Look closer…nous glisse discrètement l'affiche du film. Oui regardez de plus près…Ce n'est pas qu'il y a un truc tout petit à voir. Au contraire, plutôt un truc très grand: du très grand cinéma.
Déjà, Kevin Spacey.
Pffff…Comment dire…Alors lui, il se pose là. Bien avant House of cards, le lascar a imposé le respect dès la fin du siècle dernier. Après s'être déjà fait remarquer en patron détestable dans le mordant "Swimming with sharks", le mec s'est quand même payé le luxe de jouer dans quatre chefs-d'oeuvre absolus de la deuxième moitié des 90's, rien que ça. "Usual suspects", "Seven", "L.A. confidential", et enfin "American Beauty" qui clôturera en beauté ce carré magique en 1999 (sans oublier un petit Eastwood au passage: "Minuit dans le jardin du bien et du mal"). Ca vous classe un acteur, non? Et puis attention hein, pas des rôles mineurs, non, non… Non on parle de personnages qui ont définitivement marqué la mémoire collective. Là on fait dans le culte, pas dans l'anecdotique.
Dans ce premier coup de maître de Sam Mendes, il campe génialement Lester Burnham, un de ces loosers magnifiques à la mine dépitée qu'on adore: quadra frustré et pathétique, nous annonçant d'emblée en voix-off sa mort dans moins d'un an, emprisonné dans son impeccable pavillon de banlieue middle-class. Coincé entre une épouse castratrice limite nervous-breakdown (Annette Bening, superbement hystérique) et une fille désabusée avec laquelle il ne parvient pas à communiquer, le meilleur moment de sa journée consiste en une petite séance matinale de paluchage sous la douche, avant de rejoindre son poste de minable employé de bureau. Sa crise de la quarantaine va littéralement exploser lors de son coup de foudre sur la copine sexy de sa fille ainsi que sa rencontre avec le rejeton dealer de ses nouveaux voisins névrosés, réveillant brutalement le volcan de ses fantasmes de deuxième jeunesse et ses instincts de douce insouciance, ravivant les flammes d'une rébellion libératoire et fabuleusement drôle.

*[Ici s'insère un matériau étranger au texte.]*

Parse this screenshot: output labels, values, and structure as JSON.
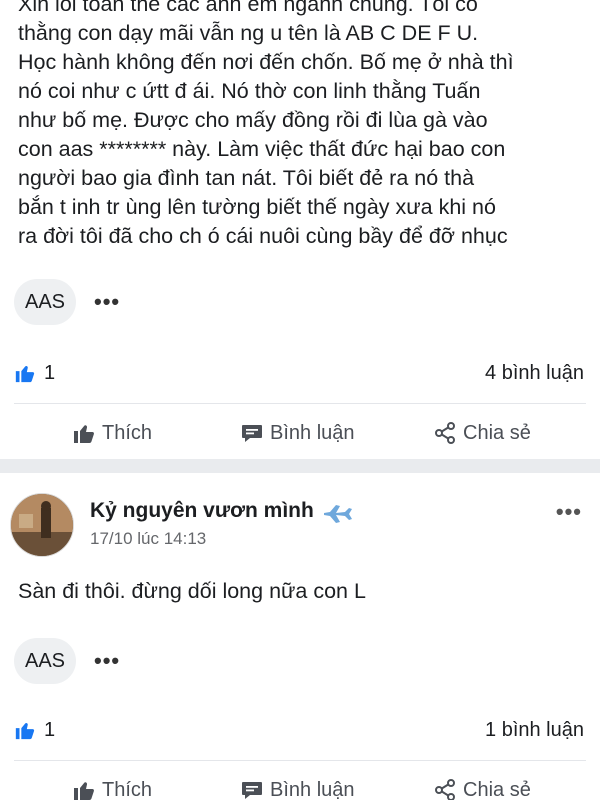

Le scénariste Alan Ball, dont on retrouvera la signature dans la magnifique série "Six feet under", signe ici une satire particulièrement cynique et tragi-comique sur la quête de la réussite socio-professionnelle et familiale doublée d'une réflexion aux allures de teen-movie haut-de-gamme sur les tourments existentiels de l'adolescence. Le script déploie une implacable mécanique qui aboutit à un climax aussi splendide que cruel. Mais non content de détruire et d'incinérer méthodiquement les valeurs de l'american way of life, il en disperse les cendres sur une ode élégiaque à la beauté de la vie, dans sa forme la plus évidente comme dans ses petits instants les plus insignifiants. Il délivre subtilement un vibrant appel à aller au-delà des apparences, sublimé par une mise en scène en osmose qui enveloppe d'un linceul d'ironie et de mélancolie mêlées les idéaux perdus d'une vie.
Sam Mendes, metteur en scène anglais issu du théâtre, façonne en effet ce joyau d'écriture avec une maîtrise clinique et un vrai regard de cinéaste, imposant un sens du cadre remarquable pour une première oeuvre cinématographique, comme dans la première des deux scènes dans le bureau du patron de Lester. Le réalisateur et son directeur photo Conrad Hall jouent brillamment sur les couleurs, faisant du rouge un personnage à part entière du film, symbole du désir comme du danger, de la passion comme de l'interdiction, véritable fil rouge d'un destin funeste.
Copieusement Oscarisée, cette chronique acerbe au ton si particulier dû en grande partie à la superbe musique de Thomas Newman, qu'on retrouvera également au générique de "Six feet under", inspirera de nombreuses autres productions (les créateurs de "Desperate housewives" ont dû se la passer en boucle). Mais regardez de plus près: vous avez déjà vu mieux dans le genre?